So you have just read about turmeric and its amazing benefits and decided to give it a try. You went online to check out what is available.
You are stunned! There are so many brands available selling turmeric powder online. Everyone claiming to be the best.
This is a very common situation. Even if you have bought the most expensive product it is still no surety of quality of powder. So how can you check if the turmeric powder you bought is really pure turmeric?
I will answer this but before that let me talk about some most common ways to adulterate turmeric powder.
How is turmeric powder adulterated?
There are two common ways to do so:
Adding fillers, which may or may not have any nutritional value or may actually end up harming you in long term. Some common fillers are saw dust, rice flour, starch, etc.
Use of Color dyes to give the traditional turmeric color to added fillers. The use of metanil yellow colour and lead chromate are most common. The use of color is common in countries like India. Thus is unfortunate as India is largest producer, consumer and exporter of turmeric in the world. This is known to negatively impact nervous system of body and may cause cancer according to some experts.
But fortunately there are some ways to find the difference. Let’s discuss them.
How to identify genuine turmeric powder
My mother can differentiate between an adulterated one and genuine by looking, smelling, rubbing, tasting, etc. But it is hard to describe that process as it is based on experience and not exact science. It confuses me a lot 🙂
But there are some other more scientific ways to do tests too. Here they are
Turmeric artificial color test
Here is the test for artificial colors in turmeric.
Test 1: For Metanil Yellow
Take one teaspoon of turmeric powder in a test tube / glass flask. Then add few drops of concentrated Hydrocholric acid (HCL) in it.

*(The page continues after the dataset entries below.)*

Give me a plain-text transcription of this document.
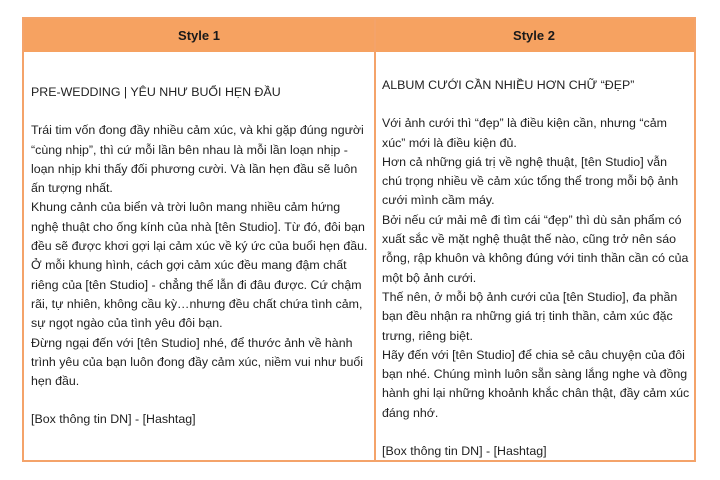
Style 1	Style 2

PRE-WEDDING | YÊU NHƯ BUỔI HẸN ĐẦU

Trái tim vốn đong đầy nhiều cảm xúc, và khi gặp đúng người “cùng nhịp”, thì cứ mỗi lần bên nhau là mỗi lần loạn nhịp - loạn nhịp khi thấy đối phương cười. Và lần hẹn đầu sẽ luôn ấn tượng nhất.

Khung cảnh của biển và trời luôn mang nhiều cảm hứng nghệ thuật cho ống kính của nhà [tên Studio]. Từ đó, đôi bạn đều sẽ được khơi gợi lại cảm xúc về ký ức của buổi hẹn đầu.

Ở mỗi khung hình, cách gợi cảm xúc đều mang đậm chất riêng của [tên Studio] - chẳng thể lẫn đi đâu được. Cứ chậm rãi, tự nhiên, không cầu kỳ…nhưng đều chất chứa tình cảm, sự ngọt ngào của tình yêu đôi bạn.

Đừng ngại đến với [tên Studio] nhé, để thước ảnh về hành trình yêu của bạn luôn đong đầy cảm xúc, niềm vui như buổi hẹn đầu.

[Box thông tin DN] - [Hashtag]

ALBUM CƯỚI CẦN NHIỀU HƠN CHỮ “ĐẸP”

Với ảnh cưới thì “đẹp” là điều kiện cần, nhưng “cảm xúc” mới là điều kiện đủ.

Hơn cả những giá trị về nghệ thuật, [tên Studio] vẫn chú trọng nhiều về cảm xúc tổng thể trong mỗi bộ ảnh cưới mình cầm máy.

Bởi nếu cứ mải mê đi tìm cái “đẹp” thì dù sản phẩm có xuất sắc về mặt nghệ thuật thế nào, cũng trở nên sáo rỗng, rập khuôn và không đúng với tinh thần cần có của một bộ ảnh cưới.

Thế nên, ở mỗi bộ ảnh cưới của [tên Studio], đa phần bạn đều nhận ra những giá trị tinh thần, cảm xúc đặc trưng, riêng biệt.

Hãy đến với [tên Studio] để chia sẻ câu chuyện của đôi bạn nhé. Chúng mình luôn sẵn sàng lắng nghe và đồng hành ghi lại những khoảnh khắc chân thật, đầy cảm xúc đáng nhớ.

[Box thông tin DN] - [Hashtag]
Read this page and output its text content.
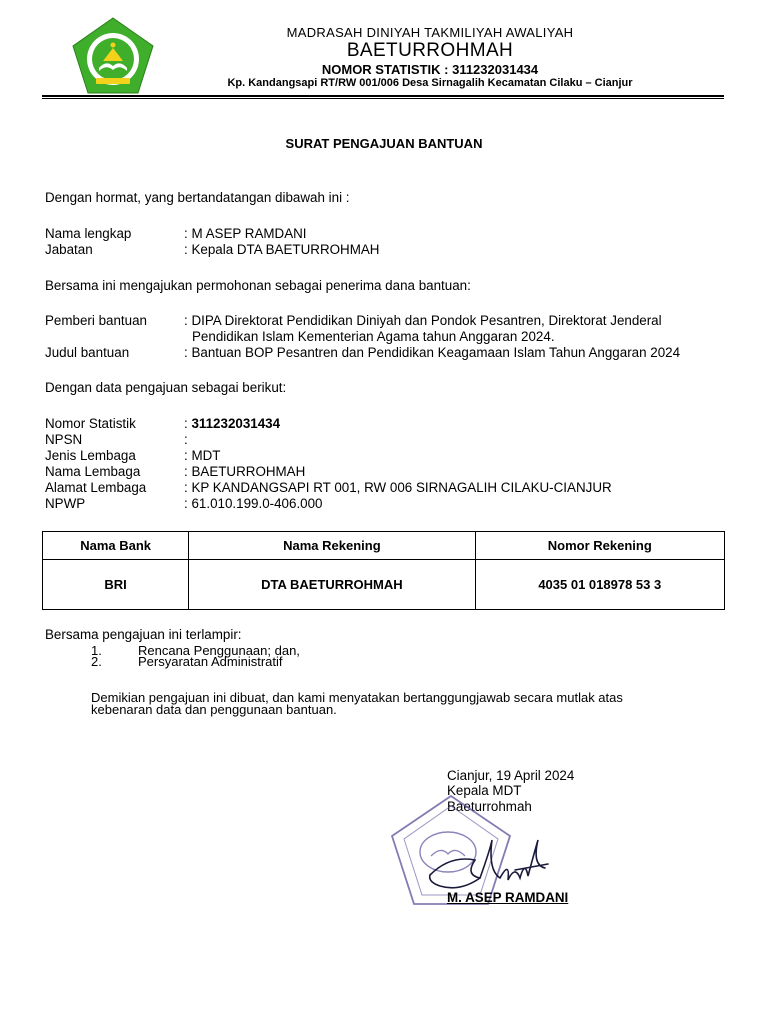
MADRASAH DINIYAH TAKMILIYAH AWALIYAH
BAETURROHMAH
NOMOR STATISTIK : 311232031434
Kp. Kandangsapi RT/RW 001/006 Desa Sirnagalih Kecamatan Cilaku – Cianjur
SURAT PENGAJUAN BANTUAN
Dengan hormat, yang bertandatangan dibawah ini :
Nama lengkap	: M ASEP RAMDANI
Jabatan	: Kepala DTA BAETURROHMAH
Bersama ini mengajukan permohonan sebagai penerima dana bantuan:
Pemberi bantuan	: DIPA Direktorat Pendidikan Diniyah dan Pondok Pesantren, Direktorat Jenderal
Pendidikan Islam Kementerian Agama tahun Anggaran 2024.
Judul bantuan	: Bantuan BOP Pesantren dan Pendidikan Keagamaan Islam Tahun Anggaran 2024
Dengan data pengajuan sebagai berikut:
Nomor Statistik	: 311232031434
NPSN	:
Jenis Lembaga	: MDT
Nama Lembaga	: BAETURROHMAH
Alamat Lembaga	: KP KANDANGSAPI RT 001, RW 006 SIRNAGALIH CILAKU-CIANJUR
NPWP	: 61.010.199.0-406.000
Nama Bank	Nama Rekening	Nomor Rekening
BRI	DTA BAETURROHMAH	4035 01 018978 53 3
Bersama pengajuan ini terlampir:
1.	Rencana Penggunaan; dan,
2.	Persyaratan Administratif
Demikian pengajuan ini dibuat, dan kami menyatakan bertanggungjawab secara mutlak atas
kebenaran data dan penggunaan bantuan.
Cianjur, 19 April 2024
Kepala MDT
Baeturrohmah
M. ASEP RAMDANI
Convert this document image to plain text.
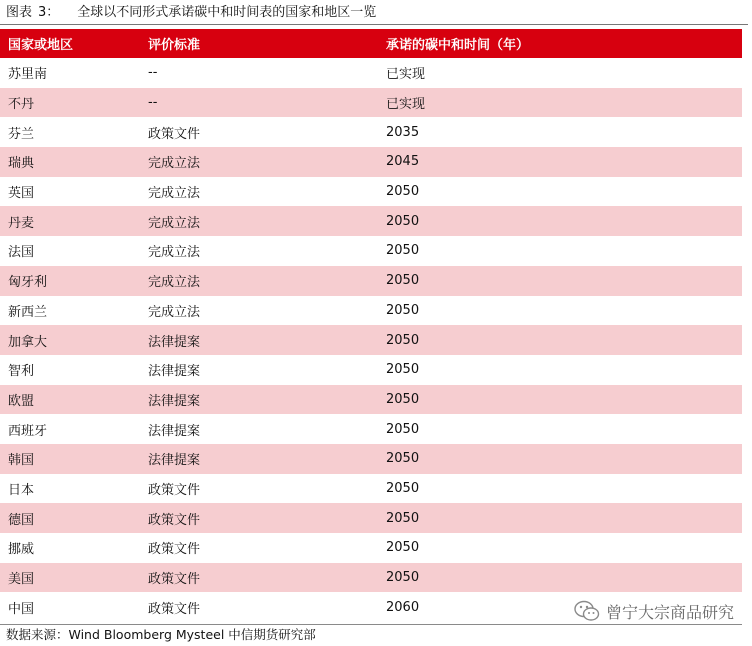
图表 3： 全球以不同形式承诺碳中和时间表的国家和地区一览
国家或地区	评价标准	承诺的碳中和时间（年）
苏里南	--	已实现
不丹	--	已实现
芬兰	政策文件	2035
瑞典	完成立法	2045
英国	完成立法	2050
丹麦	完成立法	2050
法国	完成立法	2050
匈牙利	完成立法	2050
新西兰	完成立法	2050
加拿大	法律提案	2050
智利	法律提案	2050
欧盟	法律提案	2050
西班牙	法律提案	2050
韩国	法律提案	2050
日本	政策文件	2050
德国	政策文件	2050
挪威	政策文件	2050
美国	政策文件	2050
中国	政策文件	2060
数据来源：Wind Bloomberg Mysteel 中信期货研究部
曾宁大宗商品研究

If pink color appears instantly but then disappears after adding some water turmeric does not have the artificial
color. But if the color remains, it has artificial color — metanil yellow.
Note: a few people over internet have mentioned that one can also use lemon instead of HCL, but I cannot confirm that.
Test 2: For Lead Chromate
This one is a bit difficult than the first one. Take sample of turmeric. Ash the sample. Collect the ash in a flask / test tube and add 1:7 Sulphuric acid to it.
Mix the sample and then filter it into another beaker / flask (basically the ash will remain in the filter while liquid will come down).
Next add a few drops (1 or 2) of 0.1% dipenylcarbazide into the solution. If it turns pink it has Lead chromate.
Turmeric chalk powder test
Take small amount of turmeric. Add it into a test tube / glass flask. Add some water.
Then add a few drops of concentrated HCL to it. If you witness effervescence then there is chalk powder present in turmeric.
This test is also applicable for testing turmeric for yellow soapstone.
Microscope test for starch in turmeric powder
Starch of rice, maize, wheat etc. are also added to turmeric powder.
Under a microscope Turmeric looks like big, yellow and angular particles. While the added starch particles are small and colorless.
Water test for chalk powder in turmeric
This is easiest of all test and can be done quickly to find if there is chalk powder added to your turmeric. Here it is:
Take some warm water in a clear glass and then drop 1 teaspoon of turmeric powder on its surface. Just put it and let it do its job – do not stir.
Soon you will see chunks of turmeric powder settling at the bottom of the glass. Then lots of sediments settling too, making the water cloudy.
Check after 20 min, if you see sediment at bottom but the water is clear yellow (not cloudy). Then there is no chalk powder in the turmeric.
If the water looks cloudy (means you cannot see through the glass clearly), then there maybe chalk added to the powder.
I do not have HCL nor Sulphuric Acid – what should I do?
While one can do the chalk test but it is the artificial colors present one should be more worried about. How do you check them as rarely people will have access to HCl or Sulphuric acid.
This is a good question. As even I do not have these chemicals to test my turmeric. But there are a few things we can still do:
If you buy in bulk
Ask your supplier to get these tests done for you, if possible in front of you and from a random sample.
Even if you cannot get it done in front of you, I am sure just asking for a test report will ensure they give good quality stuff to you. As the report can be used as an evidence against them in court of law if adulteration is found later.
If you buy in small quantities
Go for brands which are independently certified for quality. I am saying this as every brand says they are the best. But having an independent certification of quality helps.
Some such certifications are:
- Safe Quality Food (SQF)
- Hazards and Critical Control Points (HACCP) – issued by WHO
- Good Manufacturing Practices (GMP)
- International Organization for Standardization (ISO) 9001:2000
- Orthodox Union (OU) Kosher
- International organic certifications such as: USDA, EU, and NSOP (India)
Do these tests apply for supplements?
I am not sure as supplements may contain additional ingredients and thus they may interfere with the above mentioned tests.
But most of the quality certifications mentioned above should still be valid. So you should consider that method to chose a good quality supplement.
In the end..
Turmeric is miracle of nature but we have to be really careful to ensure we are taking its pure form and not adulterated. Such products can do more harm than good. So be vigilant.